Your sub-01_T1w_label-lesion_roi.nii.gz is actually an uncompressed NIfTI. That’s going to cause problems. You can fix this with:

mv sub-01_T1w_label-lesion_roi.nii.gz sub-01_T1w_label-lesion_roi.nii
gzip sub-01_T1w_label-lesion_roi.nii

That may not be the only issue, so I’ll fix this on my end, as well, and run fmriprep. (I’ll be using the latest, version 1.1.4.)

Lesion images are assumed to be the same size and orientation as the T1w image. Here you have a 256x208x256 T1w image and a 254x208x154 lesion image.

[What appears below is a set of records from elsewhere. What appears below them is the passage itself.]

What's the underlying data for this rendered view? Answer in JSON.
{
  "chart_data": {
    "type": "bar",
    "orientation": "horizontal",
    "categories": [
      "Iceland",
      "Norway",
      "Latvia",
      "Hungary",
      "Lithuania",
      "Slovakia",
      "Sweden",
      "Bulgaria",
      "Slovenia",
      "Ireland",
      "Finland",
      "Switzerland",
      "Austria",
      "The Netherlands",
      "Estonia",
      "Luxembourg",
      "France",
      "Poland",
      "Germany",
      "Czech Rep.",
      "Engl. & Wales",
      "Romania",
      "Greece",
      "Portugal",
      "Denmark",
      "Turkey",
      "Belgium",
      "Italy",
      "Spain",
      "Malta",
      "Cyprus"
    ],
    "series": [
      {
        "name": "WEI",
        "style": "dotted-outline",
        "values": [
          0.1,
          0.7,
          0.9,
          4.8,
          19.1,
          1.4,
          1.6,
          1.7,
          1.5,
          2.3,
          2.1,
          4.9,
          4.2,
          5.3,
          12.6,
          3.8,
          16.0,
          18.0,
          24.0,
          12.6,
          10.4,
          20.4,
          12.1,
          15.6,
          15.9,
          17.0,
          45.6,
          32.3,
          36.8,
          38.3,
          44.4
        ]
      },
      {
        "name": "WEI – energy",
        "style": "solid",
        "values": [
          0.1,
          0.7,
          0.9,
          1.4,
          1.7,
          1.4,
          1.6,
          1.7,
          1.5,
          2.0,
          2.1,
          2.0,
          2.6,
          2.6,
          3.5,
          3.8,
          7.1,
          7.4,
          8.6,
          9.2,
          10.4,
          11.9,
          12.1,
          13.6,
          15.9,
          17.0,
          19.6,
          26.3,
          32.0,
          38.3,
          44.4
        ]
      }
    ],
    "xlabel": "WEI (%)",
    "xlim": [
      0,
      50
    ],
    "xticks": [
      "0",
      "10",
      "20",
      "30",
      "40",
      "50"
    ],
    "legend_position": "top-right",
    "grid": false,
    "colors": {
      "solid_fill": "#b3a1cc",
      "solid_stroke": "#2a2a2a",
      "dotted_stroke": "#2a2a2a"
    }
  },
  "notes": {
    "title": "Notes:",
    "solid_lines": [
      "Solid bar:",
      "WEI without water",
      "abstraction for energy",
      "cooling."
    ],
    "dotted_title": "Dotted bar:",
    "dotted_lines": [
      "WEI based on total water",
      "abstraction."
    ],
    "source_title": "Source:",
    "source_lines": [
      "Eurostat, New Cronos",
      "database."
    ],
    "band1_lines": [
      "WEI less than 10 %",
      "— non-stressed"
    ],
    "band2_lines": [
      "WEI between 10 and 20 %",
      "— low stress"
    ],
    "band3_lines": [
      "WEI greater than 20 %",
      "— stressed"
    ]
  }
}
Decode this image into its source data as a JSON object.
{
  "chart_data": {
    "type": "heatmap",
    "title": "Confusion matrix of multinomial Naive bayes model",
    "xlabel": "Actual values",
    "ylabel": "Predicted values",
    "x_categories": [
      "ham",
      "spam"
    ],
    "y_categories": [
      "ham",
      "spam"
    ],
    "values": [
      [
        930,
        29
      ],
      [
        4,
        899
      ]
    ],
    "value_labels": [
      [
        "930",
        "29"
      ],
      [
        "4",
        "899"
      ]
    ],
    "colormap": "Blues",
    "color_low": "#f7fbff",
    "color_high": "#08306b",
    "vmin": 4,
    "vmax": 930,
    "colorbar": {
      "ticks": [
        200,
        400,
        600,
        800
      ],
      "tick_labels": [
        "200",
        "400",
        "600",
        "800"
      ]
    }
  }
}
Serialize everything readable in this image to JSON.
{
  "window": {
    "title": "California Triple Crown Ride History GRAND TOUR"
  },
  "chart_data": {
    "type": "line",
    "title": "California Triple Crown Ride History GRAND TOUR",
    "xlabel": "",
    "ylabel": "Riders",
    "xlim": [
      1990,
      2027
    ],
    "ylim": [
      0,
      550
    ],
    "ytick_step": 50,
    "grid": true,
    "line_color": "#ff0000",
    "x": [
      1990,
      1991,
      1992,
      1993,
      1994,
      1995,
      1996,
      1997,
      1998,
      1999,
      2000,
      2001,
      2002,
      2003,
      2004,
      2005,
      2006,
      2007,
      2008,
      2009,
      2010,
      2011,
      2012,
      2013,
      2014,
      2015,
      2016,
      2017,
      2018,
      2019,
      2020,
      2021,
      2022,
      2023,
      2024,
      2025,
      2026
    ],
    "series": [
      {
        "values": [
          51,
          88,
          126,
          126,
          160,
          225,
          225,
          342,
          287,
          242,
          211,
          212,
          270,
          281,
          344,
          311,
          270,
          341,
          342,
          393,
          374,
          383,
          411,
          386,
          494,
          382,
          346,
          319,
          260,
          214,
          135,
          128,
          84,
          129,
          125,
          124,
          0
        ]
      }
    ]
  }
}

$ nib-ls sub-01_T1w.nii.gz sub-01_T1w_label-lesion_roi.nii 
sub-01_T1w.nii.gz               int16 [256, 208, 256] 1.00x1.00x1.00
sub-01_T1w_label-lesion_roi.nii uint8 [254, 208, 154] 1.00x1.00x1.00

Ah - yes. Thank you for catching that!

I tried re-running it with the corrected lesion file, and it runs all the way through without errors… though when I look at the results side by side with the one ran without the lesion mask, it seems to look the same, and the output html/methods sections were identical.

I will try re-running it both ways again with a brain with a larger lesion.

Hello! Apologies to getting to this thread so late.

I haven’t done systematic comparisons, but I have not noticed registration with cost function masking to take longer than registration without it.